Co-branding - The situation where affiliates include their own logo and branding on the pages to which they send visitors through affiliate links.
Collaborative Commerce Networks - An organization of merchants and websites that work together as true business partners. Merchants give their affiliates the same support that manufacturers would give to their resellers.
Commission - The income an affiliate receives for generating a sale, lead or click-through to a merchant’s website. Sometimes it is called a “referral fee,” a “finder’s fee” or a “bounty.”
Context-centric - The process of matching your product or service offer closely to the visitors of an affiliate’s site. By placing the product or service in an area close to related or relevant item, more people will buy.

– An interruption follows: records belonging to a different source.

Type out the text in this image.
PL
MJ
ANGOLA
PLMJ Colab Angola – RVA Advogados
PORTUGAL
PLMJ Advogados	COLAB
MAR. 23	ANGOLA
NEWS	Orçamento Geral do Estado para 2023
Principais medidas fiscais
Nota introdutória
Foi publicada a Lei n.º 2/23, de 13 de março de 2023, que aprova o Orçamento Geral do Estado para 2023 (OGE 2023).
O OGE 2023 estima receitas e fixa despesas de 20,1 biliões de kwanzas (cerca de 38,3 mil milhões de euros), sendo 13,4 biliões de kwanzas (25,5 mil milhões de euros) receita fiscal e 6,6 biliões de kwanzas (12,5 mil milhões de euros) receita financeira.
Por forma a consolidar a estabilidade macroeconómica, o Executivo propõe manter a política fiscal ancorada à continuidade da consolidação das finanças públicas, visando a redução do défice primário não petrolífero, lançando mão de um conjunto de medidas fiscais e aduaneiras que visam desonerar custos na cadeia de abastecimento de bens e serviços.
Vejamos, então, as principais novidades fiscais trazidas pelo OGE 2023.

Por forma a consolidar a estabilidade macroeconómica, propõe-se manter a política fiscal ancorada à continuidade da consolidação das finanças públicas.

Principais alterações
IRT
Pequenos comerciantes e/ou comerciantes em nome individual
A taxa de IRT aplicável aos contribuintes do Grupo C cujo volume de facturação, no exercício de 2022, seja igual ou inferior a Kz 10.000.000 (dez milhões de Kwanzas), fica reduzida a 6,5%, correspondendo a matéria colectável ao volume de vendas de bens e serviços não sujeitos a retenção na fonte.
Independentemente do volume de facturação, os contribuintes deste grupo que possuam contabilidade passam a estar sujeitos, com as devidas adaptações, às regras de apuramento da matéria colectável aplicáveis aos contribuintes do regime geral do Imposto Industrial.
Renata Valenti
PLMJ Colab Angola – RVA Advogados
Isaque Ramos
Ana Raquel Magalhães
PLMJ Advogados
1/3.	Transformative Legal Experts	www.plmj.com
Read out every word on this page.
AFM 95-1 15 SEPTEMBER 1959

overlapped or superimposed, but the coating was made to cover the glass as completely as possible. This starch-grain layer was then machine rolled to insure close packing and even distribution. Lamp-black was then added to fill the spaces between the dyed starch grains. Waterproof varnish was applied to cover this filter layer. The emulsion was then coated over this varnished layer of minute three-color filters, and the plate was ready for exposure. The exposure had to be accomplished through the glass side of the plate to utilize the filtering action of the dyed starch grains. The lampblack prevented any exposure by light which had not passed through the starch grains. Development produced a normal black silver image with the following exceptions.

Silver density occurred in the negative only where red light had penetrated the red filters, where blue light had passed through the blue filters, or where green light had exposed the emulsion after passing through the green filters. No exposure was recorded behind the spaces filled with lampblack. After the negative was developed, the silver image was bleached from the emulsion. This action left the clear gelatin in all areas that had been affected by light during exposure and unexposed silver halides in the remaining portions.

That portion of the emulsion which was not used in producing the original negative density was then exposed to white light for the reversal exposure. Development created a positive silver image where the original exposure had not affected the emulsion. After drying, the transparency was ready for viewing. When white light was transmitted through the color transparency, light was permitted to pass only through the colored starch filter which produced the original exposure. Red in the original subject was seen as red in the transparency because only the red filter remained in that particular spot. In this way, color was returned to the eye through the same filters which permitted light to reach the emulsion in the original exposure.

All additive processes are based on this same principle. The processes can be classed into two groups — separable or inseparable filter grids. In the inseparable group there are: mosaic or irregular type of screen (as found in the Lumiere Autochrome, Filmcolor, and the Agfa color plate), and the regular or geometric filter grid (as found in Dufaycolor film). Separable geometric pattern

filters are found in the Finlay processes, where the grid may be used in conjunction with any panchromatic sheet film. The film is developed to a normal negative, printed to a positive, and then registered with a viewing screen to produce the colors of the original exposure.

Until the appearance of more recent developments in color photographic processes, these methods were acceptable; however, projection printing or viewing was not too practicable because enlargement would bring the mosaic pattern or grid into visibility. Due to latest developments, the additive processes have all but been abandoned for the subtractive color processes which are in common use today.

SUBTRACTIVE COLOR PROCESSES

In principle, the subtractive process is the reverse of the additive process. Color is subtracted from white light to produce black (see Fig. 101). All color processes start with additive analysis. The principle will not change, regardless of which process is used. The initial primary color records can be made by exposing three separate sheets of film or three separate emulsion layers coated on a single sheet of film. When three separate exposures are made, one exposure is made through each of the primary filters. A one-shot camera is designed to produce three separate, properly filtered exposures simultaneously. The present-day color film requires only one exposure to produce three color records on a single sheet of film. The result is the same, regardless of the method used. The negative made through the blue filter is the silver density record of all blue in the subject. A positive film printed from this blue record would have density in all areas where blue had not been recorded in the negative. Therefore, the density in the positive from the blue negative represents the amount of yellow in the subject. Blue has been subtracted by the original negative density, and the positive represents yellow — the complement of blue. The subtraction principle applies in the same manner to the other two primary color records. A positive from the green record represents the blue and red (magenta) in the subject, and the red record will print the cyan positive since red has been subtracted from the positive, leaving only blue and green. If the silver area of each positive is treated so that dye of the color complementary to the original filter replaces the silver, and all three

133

Contextual Link - The integration of affiliates links with related text.
Contextual Merchandising - The act of placing targeted products near relevant content.
Conversion Rate - The percentage of clicks that result in a commissionable activity such as a sale or lead.
Conversion Reporting - A measurement for tracking conversions and lead generation from search engines queries. It identifies the originating search engine, keywords, specific landing pages entered and the related conversion for each.
Cookies - Small files stored on the visitor’s computer that record information of interest to the merchant site. With affiliate programs, cookies have two primary functions: to keep track of what a customer purchases and to track which affiliate was responsible for generating the sale and is due a commission.
Cost Per Acquisition - Online advertising ROI model in which return is based solely on qualifying actions such as sales and registrations as measured against the marketing costs associated with that sale or registration.
Cost Per Action (CPA) - The cost metric for each time a commissionable action takes place.
Cost Per Click (CPC) - The cost metric for each click to an advertising link.
Cost Per Order (CPO) - The cost metric for each time an order is transacted.
Cost Per Thousand (CPM) - The cost metric for one thousand banner advertising impressions.
Crawl - The process by which search engine spiders fetch web page information.
Crawler - Component of a search engine that gathers listings by automatically trolling the Web and following inks to Web pages (also called a spider or robot or bot). It makes copies of the Web pages found and stores them in the search engine’s index.
CSS - Cascading Style Sheets. Used mainly to decrease the amount of source code on a page, by referencing a single set of instructions on how to display various elements on web page.
Customer Bounty - The merchant payment to an affiliate partner for every new customer that they direct to a merchant.